Концерт закончился, люди встали с мест и начали аплодировать. Некоторые плакали. Мастер тоже хлопал со слезами на глазах.

Затем он спускался с толпой по мраморной лестнице, и вновь оказался у раздевалки, переполненной зеркальными отражениями.

Конечно же, во время антракта мастер обознался. И в первую минуту понял, что встретился ему не он, не плотник, который вызвал такую длинную цепь воспоминаний… Но как удивительно похожи у грешных людей страждущие глаза!
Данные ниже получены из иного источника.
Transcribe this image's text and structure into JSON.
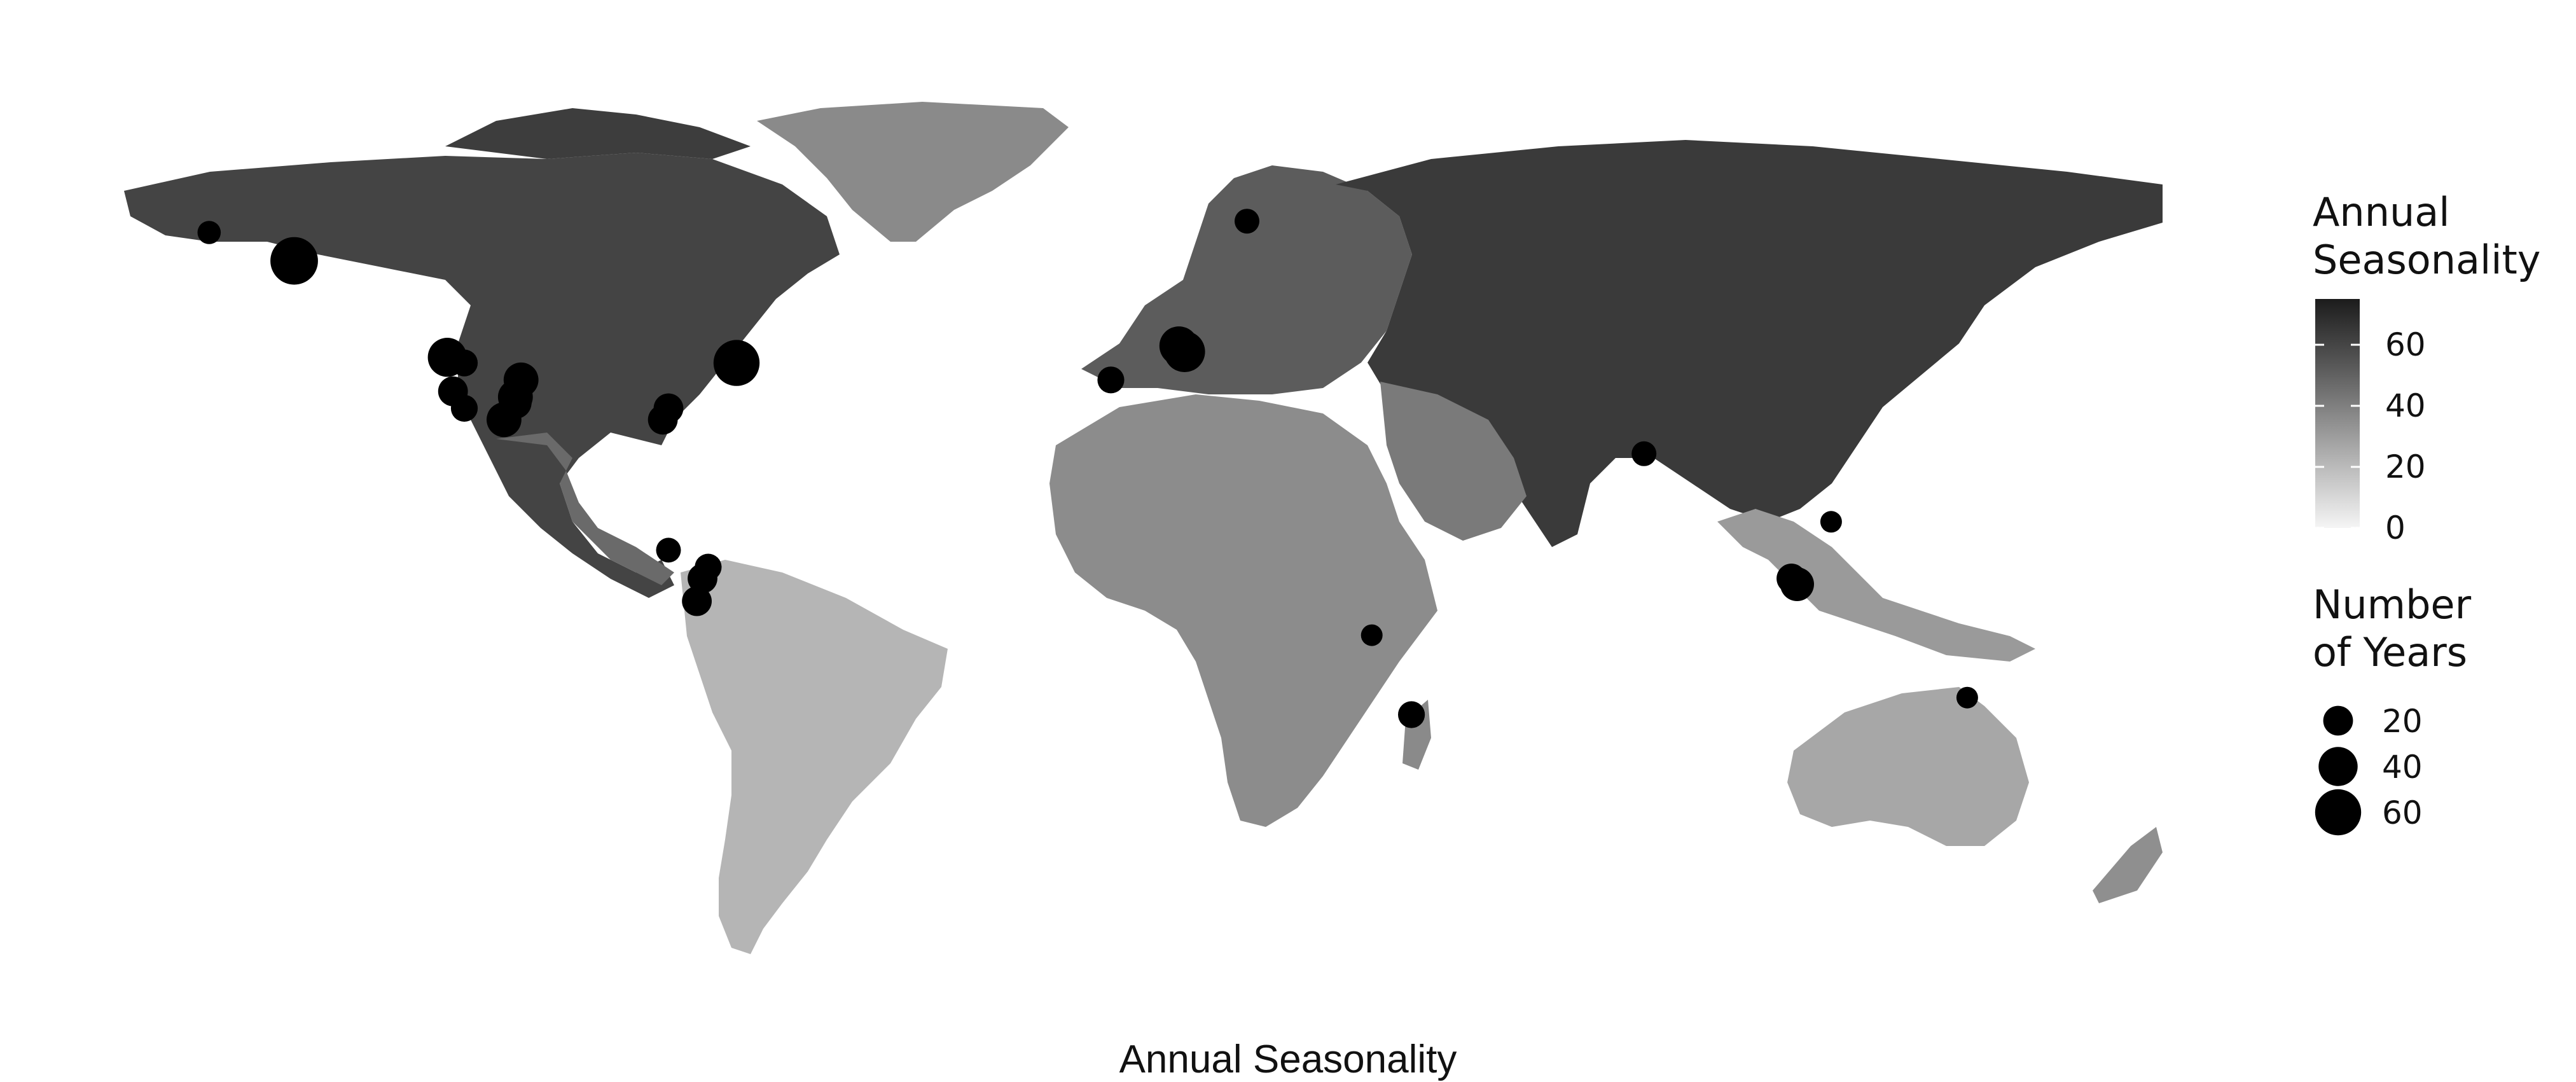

Толпа увлекала к выходу. Но мастера неумолимо тянуло туда, где померещился этот плотник. Будто мастер хотел исправить какую-то ошибку, или в чём-то ещё раз убедиться.

Он протолкался к вестибюлю и встал на то же место напротив стены.

Человек с глазами убийцы опять смотрел на него…

Мастер поднял руку – и человек поднял. Мастер попытался улыбнуться, но отражение показало лишь вымученную гримасу. Мастер подошёл к зеркалу ближе.

«Это от экзальтации. От её песен. Надо взять себя в руки. Так можно выдать себя» – подумал он.

Стараясь выглядеть бравурнее, он качнулся на носках, надул щёки, попытался даже выдать что-то вроде марша.

Постепенно пришёл в себя. Приблизил лицо к зеркалу почти вплотную, кончиками холёных пальцев оттянул вниз резиновую синеву щёк. Будто отоларинголог, тщательно оглядел кровянистые белки. Затем сделал лицо непроницаемым и растянул губы, обнажая ровные зубы, как в рекламе зубной пасты «Колгейт». Хотел даже для убедительности рыкнуть, но сдержался.

«И что я мучаюсь из-за этой мигрантки? – подумал мастер. – Тощая, с торчащим лобком, – азиатки не чувствуют боли. Вера у них другая, тут нет греха. Да и труп никто не найдёт».

Мастер отошёл от зеркала и тихо направился к выходу.